When I do premarital counseling, one of my standard initial questions for the couple is, “When did you know he or she was the right one?” Couples often have fun disagreeing about who took the initiative in the relationship. One person will say, “I chose you.” Then the other will say, “That’s what I wanted you to think. But I really chose you.” Everyone laughs. It makes little difference on their wedding day who chose first. When it comes to a relationship with God, however, the paradox of divine sovereignty and human free will—does God choose first or do we?—creates an uncomfortable tension at the very center of Christian life.
Does my salvation depend on God’s sovereign choice of me (often called election) or my response to the gospel message (human free will)? Does God’s choice of me predetermine my choice for God? Or is my choice the main event, like choosing teams on the playground, with Jesus jumping up and down, shouting, “Pick me! Pick me!” How can two choices coexist without one dominating or determining the other?
History shows just how difficult it has been for both sides of this paradox to vibrate freely in tension with one another. After an exhaustive study of biblical literature, D. A. Carson concludes that this tension is indeed inescapable,
“except by moving so far from the biblical data that either the picture of God or the picture of man bears little resemblance to their portraits as assembled from the scriptural texts themselves.”
It is a crucial point. This paradox in particular is one where taking some biblical evidence to its logical conclusion violates other biblical evidence. Taking predestination to its logical conclusion, for example, seems to violate all we know about God’s love and justice. Taking human free will to its logical conclusion seems to violate the sovereignty of God.
As personal beings, we have some idea about what choosing means. God is a personal being who also chooses, yet God transcends our space/time existence, so we really have no idea what choosing means for God. Our Creator’s choices are not commensurate with the choices we creatures make; they aren’t even in the same ballpark. God’s way of choosing is itself a mystery to us! However, as soon as we speak about who chooses first (divine sovereignty versus human freedom, God’s intentions versus our intentions), we begin to treat God like any other creature.

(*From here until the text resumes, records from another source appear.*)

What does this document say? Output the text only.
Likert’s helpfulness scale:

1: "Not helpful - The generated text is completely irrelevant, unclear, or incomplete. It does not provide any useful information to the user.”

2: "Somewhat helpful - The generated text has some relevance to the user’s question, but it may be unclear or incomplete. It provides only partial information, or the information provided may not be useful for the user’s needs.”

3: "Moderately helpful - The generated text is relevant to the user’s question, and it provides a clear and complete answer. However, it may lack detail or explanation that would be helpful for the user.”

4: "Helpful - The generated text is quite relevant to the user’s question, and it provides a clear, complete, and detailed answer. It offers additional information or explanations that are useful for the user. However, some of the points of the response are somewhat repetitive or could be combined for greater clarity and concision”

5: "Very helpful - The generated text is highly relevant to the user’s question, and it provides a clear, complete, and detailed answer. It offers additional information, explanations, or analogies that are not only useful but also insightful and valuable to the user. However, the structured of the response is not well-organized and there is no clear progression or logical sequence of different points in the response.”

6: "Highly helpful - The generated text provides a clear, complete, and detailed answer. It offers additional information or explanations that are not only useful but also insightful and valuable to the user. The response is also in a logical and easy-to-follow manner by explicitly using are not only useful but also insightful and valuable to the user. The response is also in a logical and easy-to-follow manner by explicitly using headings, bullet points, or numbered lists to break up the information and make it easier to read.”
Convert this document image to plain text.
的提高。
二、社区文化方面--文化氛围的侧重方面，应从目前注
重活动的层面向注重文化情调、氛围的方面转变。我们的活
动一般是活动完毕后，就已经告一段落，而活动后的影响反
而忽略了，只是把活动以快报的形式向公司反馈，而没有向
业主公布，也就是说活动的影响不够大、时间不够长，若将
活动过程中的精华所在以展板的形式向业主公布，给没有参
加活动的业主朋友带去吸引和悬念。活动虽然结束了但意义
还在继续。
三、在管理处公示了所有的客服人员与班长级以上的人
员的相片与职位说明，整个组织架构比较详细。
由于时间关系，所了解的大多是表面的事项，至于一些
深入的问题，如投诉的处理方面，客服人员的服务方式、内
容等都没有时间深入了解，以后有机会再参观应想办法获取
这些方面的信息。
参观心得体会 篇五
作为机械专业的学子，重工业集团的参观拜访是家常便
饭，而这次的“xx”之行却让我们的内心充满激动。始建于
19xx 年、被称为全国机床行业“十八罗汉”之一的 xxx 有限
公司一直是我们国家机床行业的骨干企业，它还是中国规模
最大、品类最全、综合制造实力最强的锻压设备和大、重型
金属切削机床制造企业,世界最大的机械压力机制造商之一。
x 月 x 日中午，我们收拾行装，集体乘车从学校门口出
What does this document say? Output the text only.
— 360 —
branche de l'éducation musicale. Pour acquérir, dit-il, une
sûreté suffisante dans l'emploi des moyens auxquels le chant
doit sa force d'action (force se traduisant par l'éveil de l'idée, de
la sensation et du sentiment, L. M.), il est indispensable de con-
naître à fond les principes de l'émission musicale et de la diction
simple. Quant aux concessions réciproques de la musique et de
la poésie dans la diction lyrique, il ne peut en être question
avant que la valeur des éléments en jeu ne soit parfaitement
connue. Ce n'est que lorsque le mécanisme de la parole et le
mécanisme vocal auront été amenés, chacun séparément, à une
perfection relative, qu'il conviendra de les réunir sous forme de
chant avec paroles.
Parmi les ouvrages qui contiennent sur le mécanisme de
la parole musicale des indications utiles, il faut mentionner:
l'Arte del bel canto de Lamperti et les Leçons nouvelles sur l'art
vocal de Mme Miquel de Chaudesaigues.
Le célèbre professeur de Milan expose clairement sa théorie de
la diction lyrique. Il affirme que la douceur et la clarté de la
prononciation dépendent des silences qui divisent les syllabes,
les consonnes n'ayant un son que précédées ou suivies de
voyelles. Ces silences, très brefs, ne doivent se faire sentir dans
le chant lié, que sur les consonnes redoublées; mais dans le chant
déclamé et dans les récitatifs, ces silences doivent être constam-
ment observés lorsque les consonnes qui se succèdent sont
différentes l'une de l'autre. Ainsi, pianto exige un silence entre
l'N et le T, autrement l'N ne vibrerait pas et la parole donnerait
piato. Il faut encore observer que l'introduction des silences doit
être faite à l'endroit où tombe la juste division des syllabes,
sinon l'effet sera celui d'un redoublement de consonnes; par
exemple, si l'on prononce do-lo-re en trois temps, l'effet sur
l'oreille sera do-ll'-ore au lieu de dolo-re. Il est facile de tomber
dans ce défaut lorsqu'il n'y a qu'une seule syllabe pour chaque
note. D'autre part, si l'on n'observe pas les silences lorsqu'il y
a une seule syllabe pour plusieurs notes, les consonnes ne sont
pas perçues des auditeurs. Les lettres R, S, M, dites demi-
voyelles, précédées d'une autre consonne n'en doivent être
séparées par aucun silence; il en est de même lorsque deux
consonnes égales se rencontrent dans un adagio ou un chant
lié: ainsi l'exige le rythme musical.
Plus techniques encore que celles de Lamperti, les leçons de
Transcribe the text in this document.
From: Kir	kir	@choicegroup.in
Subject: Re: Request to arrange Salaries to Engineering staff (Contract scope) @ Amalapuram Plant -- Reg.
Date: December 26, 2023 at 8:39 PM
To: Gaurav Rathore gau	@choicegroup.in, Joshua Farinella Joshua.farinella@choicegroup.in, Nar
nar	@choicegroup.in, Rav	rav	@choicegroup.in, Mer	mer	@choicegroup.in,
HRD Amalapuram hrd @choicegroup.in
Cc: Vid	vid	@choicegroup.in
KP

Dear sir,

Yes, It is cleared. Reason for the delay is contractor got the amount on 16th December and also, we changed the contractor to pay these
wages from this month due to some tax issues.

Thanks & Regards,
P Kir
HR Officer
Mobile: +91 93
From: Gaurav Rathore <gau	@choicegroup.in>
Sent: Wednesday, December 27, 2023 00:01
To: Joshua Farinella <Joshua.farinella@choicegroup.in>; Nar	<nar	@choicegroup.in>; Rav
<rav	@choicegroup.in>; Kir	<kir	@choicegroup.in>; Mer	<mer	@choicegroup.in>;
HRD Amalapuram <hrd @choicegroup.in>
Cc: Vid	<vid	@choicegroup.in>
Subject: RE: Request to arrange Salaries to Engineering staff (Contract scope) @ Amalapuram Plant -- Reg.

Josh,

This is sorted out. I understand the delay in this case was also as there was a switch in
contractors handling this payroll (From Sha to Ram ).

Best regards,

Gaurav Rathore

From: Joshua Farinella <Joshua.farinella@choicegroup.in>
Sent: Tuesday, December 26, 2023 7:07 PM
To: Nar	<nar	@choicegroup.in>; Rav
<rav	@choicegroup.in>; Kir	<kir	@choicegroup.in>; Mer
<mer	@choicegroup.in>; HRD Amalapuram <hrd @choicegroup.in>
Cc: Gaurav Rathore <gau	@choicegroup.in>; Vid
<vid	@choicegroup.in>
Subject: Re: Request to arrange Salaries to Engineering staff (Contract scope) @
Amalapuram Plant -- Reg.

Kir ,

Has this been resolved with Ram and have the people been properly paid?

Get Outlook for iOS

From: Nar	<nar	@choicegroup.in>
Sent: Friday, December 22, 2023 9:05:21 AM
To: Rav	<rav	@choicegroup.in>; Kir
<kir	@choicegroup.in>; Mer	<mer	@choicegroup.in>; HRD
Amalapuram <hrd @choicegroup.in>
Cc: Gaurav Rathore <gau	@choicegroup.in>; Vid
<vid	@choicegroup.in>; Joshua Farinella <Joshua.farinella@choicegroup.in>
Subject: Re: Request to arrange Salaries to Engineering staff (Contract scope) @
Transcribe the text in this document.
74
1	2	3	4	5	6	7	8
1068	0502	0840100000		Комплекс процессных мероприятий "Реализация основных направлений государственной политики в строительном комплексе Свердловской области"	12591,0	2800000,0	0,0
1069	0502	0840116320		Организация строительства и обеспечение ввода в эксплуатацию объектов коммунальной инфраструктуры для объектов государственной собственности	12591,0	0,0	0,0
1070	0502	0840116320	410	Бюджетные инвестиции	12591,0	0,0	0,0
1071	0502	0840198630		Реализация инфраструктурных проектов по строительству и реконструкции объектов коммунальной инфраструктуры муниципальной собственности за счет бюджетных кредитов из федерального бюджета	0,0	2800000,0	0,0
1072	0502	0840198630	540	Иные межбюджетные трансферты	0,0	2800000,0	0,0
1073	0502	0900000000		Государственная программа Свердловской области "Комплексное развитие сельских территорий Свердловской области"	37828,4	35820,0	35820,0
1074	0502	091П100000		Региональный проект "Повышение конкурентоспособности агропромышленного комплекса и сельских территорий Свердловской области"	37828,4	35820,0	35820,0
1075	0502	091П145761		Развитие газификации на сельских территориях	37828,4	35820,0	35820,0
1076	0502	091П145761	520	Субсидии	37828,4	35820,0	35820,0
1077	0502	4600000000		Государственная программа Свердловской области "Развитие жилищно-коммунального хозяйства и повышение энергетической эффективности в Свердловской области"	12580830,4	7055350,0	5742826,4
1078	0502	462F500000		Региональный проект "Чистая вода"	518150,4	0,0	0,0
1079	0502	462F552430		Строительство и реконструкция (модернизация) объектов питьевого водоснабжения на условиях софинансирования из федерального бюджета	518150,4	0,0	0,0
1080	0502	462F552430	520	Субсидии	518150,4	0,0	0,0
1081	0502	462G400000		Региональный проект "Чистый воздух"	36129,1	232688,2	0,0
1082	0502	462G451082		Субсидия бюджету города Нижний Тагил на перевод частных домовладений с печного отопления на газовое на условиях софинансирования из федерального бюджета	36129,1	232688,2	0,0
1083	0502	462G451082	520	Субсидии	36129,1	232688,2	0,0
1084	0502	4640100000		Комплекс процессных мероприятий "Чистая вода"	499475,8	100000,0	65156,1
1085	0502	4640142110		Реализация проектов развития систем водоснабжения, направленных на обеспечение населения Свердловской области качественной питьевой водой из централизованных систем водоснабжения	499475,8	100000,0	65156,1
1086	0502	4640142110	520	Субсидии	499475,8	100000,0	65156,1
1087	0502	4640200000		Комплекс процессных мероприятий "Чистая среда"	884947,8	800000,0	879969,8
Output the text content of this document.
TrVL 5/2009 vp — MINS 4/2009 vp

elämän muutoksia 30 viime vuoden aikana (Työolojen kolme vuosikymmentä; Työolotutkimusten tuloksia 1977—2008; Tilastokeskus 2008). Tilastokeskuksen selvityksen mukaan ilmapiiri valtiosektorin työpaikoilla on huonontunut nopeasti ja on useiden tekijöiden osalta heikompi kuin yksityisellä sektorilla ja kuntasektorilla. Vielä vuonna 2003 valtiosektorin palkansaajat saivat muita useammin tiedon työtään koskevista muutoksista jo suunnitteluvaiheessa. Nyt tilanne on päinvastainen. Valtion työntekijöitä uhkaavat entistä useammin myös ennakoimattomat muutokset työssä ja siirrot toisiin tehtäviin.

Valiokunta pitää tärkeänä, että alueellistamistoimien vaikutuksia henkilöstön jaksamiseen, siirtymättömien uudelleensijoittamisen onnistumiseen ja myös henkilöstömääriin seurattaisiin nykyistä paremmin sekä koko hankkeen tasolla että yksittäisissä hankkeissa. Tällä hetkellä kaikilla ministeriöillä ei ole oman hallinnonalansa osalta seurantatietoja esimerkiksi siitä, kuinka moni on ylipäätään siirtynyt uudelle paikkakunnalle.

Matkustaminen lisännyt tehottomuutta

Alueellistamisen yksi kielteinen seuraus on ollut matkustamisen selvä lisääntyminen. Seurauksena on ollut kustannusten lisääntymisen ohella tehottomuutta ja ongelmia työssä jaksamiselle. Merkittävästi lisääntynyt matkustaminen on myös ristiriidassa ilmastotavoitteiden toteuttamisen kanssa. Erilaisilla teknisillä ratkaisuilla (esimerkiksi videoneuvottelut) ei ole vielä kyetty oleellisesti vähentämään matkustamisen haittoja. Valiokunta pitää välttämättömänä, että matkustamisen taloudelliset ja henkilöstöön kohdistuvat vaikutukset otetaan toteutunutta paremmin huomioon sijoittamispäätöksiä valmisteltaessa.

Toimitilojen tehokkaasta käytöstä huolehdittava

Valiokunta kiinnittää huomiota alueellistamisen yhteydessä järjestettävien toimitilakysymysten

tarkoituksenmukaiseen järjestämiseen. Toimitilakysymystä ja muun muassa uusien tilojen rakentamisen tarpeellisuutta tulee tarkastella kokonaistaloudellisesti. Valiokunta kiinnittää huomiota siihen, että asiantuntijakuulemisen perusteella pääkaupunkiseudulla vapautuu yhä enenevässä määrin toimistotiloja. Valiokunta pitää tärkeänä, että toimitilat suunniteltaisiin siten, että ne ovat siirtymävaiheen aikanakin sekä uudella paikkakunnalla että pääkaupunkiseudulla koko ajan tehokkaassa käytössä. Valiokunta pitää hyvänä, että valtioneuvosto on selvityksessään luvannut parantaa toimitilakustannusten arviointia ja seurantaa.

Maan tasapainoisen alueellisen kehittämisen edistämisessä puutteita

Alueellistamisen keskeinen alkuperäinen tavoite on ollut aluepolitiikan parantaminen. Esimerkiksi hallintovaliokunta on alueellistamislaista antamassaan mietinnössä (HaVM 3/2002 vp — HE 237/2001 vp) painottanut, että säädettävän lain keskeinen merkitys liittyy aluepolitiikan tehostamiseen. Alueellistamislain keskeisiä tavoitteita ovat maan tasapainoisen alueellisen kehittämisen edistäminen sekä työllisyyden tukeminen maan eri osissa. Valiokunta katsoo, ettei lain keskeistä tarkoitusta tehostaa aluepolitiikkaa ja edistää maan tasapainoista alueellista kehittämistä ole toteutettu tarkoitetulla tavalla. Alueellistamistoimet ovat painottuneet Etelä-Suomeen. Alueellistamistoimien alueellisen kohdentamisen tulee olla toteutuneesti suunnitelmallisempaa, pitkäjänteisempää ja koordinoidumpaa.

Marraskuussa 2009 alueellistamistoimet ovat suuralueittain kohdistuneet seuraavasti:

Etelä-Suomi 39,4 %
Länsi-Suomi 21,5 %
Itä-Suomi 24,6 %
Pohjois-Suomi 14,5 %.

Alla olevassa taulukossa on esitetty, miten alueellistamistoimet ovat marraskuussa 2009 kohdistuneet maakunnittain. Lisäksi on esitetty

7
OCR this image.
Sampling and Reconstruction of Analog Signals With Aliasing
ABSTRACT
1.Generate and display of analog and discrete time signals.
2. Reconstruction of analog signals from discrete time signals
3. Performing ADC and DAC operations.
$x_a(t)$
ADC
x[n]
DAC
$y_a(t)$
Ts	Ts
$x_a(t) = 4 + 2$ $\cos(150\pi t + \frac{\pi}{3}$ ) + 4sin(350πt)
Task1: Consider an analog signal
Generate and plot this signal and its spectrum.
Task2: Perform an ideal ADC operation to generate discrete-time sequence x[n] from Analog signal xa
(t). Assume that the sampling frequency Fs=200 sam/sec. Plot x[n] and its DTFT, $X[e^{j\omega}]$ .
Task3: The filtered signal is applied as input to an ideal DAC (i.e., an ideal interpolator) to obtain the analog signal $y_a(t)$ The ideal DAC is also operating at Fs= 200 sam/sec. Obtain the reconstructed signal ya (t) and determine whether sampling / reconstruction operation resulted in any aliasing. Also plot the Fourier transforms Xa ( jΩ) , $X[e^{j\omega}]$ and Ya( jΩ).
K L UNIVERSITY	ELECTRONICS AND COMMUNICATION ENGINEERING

As we look through this paradox, one arena of Christian life illuminated is God’s will and my will, the issue of guidance. Do I choose first—make my own plans and life decisions and then (perhaps as an afterthought) ask God to bless them? Or does God choose first—create a detailed plan for my life that I must discover and implement step by step in order to be happy and fulfilled? Are God’s will and my will mutually exclusive, or might they coexist?
Through this paradox, we might conclude that just as divine sovereignty can underlie human freedom without negating it, so God’s will can underlie my will. For example, if I totally surrender my will to God’s will and want nothing but God’s plans for my life, what happens when I discover God’s plans for me? I must reengage my will!
As some of us have experienced only too well, it often takes a stronger will to act on God’s marching orders. Thus we live paradoxically: throwing down our will at God’s feet, only to take it up again as soon as God calls us to do something. Without engaging our will, how can we do anything?
Question: Where have you experienced this paradox of God’s will vs. my will? Please share it in a comment.
I like discussing the “sticky” unsolvable controversies of Christian life with my friend Ann in Nashville, definitely a Mensa intellect, scholarly Bible teacher and a devoted follower of Jesus. She is probably my best friend in the world. We have also come to the point you make about ‘not going too far in one direction,’ because if we believe like (what we call) hyper-Calvinists that we’re saved solely by election, the conclusion would have to be that God made some people for hell. Since that cannot be the case, free will has to be part of the equation. Just from personal experience I know I sought God; on the other hand, He was wooing me – the ‘hound of heaven.’
In the 70s I knew many, many, many hyper-Calvinists and they confused me so I went to my pastor (as a new believer/Bible thumper as my former husband called me). He said many people who believe they were chosen, and then see their two natures warring with each other (a la Paul in Romans), begin to doubt their salvation. He steered me to Ephesians 2:8-9, “For by grace are you saved through faith, not by works, lest any man should boast.” Like you, he believed it’s not either/or but both. I like that too.